Por Argelio Santiesteban Pupo
El orgullo desmedido es —sin duda— gravísimo lunar del alma humana. Por su culpa mucha gente se ha perdido en este mundo material, mientras que en el espiritual —según los religiosos— le esperan tormentos mil para purgar ese pecado que llaman soberbia.
Y, como pudieron comprobar los habaneros a principios del pasado siglo, soberbio en grado sumo era André Bellot, el héroe de esta croniquilla.
Cuando transcurría 1910, los dos millones de cubanos, a lo largo del verde caimán, vivían al tanto de una sorprendente novedad que en breve se produciría: un hombre iba a desafiar la aparentemente inexorable ley de la gravedad, esa que determina la caída estrepitosa de todo lo que sube.

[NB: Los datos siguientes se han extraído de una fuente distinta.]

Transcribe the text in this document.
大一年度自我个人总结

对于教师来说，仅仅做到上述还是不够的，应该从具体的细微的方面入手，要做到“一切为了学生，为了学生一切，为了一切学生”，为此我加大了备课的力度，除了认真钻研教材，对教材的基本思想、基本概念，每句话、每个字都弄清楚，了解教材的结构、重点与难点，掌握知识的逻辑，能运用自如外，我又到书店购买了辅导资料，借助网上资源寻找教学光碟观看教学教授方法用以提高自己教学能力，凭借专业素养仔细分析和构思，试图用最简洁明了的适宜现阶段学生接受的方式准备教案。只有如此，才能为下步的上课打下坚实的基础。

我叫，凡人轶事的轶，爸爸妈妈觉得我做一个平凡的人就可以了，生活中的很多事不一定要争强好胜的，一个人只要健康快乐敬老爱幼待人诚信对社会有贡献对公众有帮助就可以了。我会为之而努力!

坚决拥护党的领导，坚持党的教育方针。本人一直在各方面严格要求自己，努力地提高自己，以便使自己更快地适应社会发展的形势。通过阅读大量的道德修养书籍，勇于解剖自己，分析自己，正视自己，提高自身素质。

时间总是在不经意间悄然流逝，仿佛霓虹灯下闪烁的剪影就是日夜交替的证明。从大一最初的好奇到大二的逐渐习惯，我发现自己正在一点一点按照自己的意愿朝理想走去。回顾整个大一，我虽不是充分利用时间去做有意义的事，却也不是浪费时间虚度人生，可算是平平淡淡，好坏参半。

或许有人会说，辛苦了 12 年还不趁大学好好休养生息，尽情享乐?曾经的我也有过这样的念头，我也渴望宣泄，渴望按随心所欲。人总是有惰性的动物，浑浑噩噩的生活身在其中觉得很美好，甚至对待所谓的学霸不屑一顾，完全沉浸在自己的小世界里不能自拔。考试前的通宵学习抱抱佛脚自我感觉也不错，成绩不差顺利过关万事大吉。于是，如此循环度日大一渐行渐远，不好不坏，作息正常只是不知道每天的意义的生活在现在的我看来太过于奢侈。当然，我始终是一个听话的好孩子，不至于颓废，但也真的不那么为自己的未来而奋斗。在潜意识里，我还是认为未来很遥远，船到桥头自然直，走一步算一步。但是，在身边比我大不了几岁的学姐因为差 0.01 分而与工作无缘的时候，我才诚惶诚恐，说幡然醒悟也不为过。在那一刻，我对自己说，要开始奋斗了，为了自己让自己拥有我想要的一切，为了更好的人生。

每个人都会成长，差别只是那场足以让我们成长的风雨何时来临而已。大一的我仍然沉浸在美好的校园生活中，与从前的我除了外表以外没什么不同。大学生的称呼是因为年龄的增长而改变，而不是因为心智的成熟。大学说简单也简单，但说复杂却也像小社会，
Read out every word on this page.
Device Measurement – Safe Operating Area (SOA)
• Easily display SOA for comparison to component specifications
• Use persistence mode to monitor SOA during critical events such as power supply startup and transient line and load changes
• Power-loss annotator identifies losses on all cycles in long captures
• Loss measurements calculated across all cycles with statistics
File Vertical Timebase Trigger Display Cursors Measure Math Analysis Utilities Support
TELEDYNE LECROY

Dígase que no iba a ser, ni mucho menos, la primera vez que un hombre volara en San Cristóbal de La Habana. Desde muy remotos tiempos, muchísimos buscavidas se habían agenciado los frijoles con ascensiones más o menos espectaculares, incluidas la efectuada cuando se inauguró El Templete o aquella memorable de Matías Pérez, el portugués toldero al cual aún esperamos que regrese. Y, periódicamente, la presencia de algún globo en el firmamento habanero sería obligada, como un espectáculo de feria cuyo escenario era el cielo entero.
Ah, pero lo que se proponía el francés André Bellot era “distinto y diferente”, según dice el pueblo. Sí, porque los antecesores en materia de enseñorearse de los aires lo hicieron valiéndose del hidrógeno o del gas del alumbrado, materias ligerísimas. Y ahora se trataba de remontar las alturas en un artefacto más pesado que el aire.